Орест пожал плечами.

– Разве вы могли сомневаться в слове Ореста Беспалова?.. Разумеется, купил.

– И где же он, этот молитвенник?

– Остался в руках аукционного мастера, которому я мог внести выданную мне сумму вами в виде задатка с тем, что остальное доплачу потом.

– Но ведь я вам дал сто рублей!

– Совершенно верно.

– И вы внесли их в виде задатка?!

– Да.

– И за сколько же вы купили молитвенник на аукционе?

– За тысячу восемьсот двадцать пять рублей!

Саша Николаич выпустил из рук книгу и открыл рот.

– Да вы как… – спросил он, – напились до аукциона или после?..

– Нет, гидальго, после!.. И напился в обществе того джентльмена, который и набавлял цену! Во всяком случае, можно утешаться тем, что молитвенник, значит, стоит этих денег… Вероятно, это величайшая библиографическая редкость.

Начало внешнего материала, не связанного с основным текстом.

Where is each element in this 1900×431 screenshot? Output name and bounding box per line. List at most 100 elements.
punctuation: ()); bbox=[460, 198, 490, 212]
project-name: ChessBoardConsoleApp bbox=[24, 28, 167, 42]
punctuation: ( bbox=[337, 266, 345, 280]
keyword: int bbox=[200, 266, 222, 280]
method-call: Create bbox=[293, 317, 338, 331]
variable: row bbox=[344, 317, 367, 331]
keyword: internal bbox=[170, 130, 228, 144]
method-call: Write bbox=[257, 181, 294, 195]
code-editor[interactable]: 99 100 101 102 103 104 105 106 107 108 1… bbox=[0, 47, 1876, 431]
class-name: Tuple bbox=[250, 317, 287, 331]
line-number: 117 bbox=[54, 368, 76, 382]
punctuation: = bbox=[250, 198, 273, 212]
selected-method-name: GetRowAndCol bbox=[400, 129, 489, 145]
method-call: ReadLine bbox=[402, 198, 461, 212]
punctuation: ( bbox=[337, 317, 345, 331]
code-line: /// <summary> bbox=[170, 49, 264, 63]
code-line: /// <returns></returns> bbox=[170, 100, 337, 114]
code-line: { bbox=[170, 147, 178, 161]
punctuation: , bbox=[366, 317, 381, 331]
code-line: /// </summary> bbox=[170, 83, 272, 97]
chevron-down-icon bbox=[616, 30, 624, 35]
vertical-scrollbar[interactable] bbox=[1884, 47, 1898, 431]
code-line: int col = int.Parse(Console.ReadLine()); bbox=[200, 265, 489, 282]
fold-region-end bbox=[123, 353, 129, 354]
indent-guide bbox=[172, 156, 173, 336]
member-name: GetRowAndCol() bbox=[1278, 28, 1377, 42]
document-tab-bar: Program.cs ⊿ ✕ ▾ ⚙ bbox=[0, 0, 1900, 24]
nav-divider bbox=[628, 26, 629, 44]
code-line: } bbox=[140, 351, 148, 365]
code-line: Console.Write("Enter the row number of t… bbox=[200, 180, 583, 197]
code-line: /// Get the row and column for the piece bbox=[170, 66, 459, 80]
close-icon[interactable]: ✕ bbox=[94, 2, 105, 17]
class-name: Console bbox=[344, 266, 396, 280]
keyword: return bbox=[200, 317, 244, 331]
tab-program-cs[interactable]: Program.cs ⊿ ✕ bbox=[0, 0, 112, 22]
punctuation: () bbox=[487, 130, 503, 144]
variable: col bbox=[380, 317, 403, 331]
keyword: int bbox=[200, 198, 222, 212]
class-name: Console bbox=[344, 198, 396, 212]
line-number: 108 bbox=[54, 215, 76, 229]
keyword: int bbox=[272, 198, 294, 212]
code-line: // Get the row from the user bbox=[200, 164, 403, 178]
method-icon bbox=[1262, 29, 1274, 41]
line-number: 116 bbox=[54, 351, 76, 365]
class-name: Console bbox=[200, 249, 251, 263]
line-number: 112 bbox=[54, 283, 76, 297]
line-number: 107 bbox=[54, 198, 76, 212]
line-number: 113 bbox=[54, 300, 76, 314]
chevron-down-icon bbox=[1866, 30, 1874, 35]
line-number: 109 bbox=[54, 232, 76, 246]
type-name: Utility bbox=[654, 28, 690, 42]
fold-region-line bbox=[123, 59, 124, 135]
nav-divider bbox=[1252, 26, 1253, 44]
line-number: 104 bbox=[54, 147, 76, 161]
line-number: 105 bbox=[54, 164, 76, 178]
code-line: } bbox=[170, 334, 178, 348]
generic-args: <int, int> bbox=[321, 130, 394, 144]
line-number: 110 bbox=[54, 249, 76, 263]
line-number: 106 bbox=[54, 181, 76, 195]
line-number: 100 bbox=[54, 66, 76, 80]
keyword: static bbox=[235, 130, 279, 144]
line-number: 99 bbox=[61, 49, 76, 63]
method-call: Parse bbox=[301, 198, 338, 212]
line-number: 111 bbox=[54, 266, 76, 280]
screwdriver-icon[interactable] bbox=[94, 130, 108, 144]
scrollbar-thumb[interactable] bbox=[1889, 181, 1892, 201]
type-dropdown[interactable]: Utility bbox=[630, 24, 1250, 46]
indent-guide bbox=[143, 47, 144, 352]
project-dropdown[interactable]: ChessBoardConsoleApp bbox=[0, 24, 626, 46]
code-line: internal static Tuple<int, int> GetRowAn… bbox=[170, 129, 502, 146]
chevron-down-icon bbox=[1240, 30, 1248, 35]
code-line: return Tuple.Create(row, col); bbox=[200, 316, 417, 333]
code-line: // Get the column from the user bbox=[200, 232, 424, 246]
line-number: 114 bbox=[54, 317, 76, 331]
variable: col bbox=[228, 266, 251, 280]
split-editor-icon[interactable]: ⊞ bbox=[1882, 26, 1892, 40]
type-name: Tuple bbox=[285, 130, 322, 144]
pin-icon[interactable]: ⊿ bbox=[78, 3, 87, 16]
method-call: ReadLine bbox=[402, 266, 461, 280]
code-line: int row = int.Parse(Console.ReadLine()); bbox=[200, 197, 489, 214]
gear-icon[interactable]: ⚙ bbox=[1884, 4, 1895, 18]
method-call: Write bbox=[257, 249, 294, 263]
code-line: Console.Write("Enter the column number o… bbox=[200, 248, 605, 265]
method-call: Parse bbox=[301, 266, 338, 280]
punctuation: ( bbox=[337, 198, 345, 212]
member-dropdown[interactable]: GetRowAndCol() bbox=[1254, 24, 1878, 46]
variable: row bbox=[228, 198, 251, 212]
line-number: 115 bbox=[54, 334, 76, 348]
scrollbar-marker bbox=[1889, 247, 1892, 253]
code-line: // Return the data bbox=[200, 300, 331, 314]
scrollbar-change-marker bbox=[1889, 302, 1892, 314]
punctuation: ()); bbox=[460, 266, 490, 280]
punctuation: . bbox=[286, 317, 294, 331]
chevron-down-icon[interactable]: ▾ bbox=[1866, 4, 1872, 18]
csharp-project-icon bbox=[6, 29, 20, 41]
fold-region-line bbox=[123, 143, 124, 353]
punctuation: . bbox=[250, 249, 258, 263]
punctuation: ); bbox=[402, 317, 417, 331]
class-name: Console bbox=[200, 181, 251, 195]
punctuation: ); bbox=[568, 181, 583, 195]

– Тысяча восемьсот двадцать пять рублей!.. – повторил Николаев.

– Да ведь вы же сами, – остановил его Орест, – изволили сказать мне, чтобы я не стеснялся в деньгах, если нужно!

– Ну, хорошо… ну, я думал… ну, все сто рублей… но такую сумму доплатить…

– Да кто вам говорит, гидальго, что ее надо платить?

– А как же иначе? Я хочу вернуть этот молитвенник, во что бы то ни стало.

– И вернете!

– Каким же это образом?

– Гениальность Беспалова, – Орест поставил обе ноги на подоконник, обхватил его руками, оперся подбородком о колени и пристально посмотрел на Сашу Николаича, после чего произнес: – Сегодня на аукционе торг, и на нем догнали цену молитвенника до тысячи восьмисот рублей с лишним… Я внес в счет этой суммы сто рублей, а остальные деньги вносить вовсе не буду… тогда молитвенник поступит в переторжку, на которую я явлюсь, а конкурент мой, вероятно, не появится, и на переторжке молитвенник останется за мной рубля за два, три… Ведь книга – не водка, и таких любителей, которые платили бы за нее большие деньги, можно встретить не каждый день… Таким образом, вся операция будет нам стоить сто три или сто четыре рубля… Поняли теперь?

– Да, теперь понял.

– Ну, еще бы, когда я так отлично растолковал!.. Ну, а теперь, гидальго, до свидания, я направляюсь отоспаться, по обыкновению, к родителю своему, титулярному советнику Беспалову, ибо вполне сознаю, что в моем настоящем виде я в порядочный дом не приемлем.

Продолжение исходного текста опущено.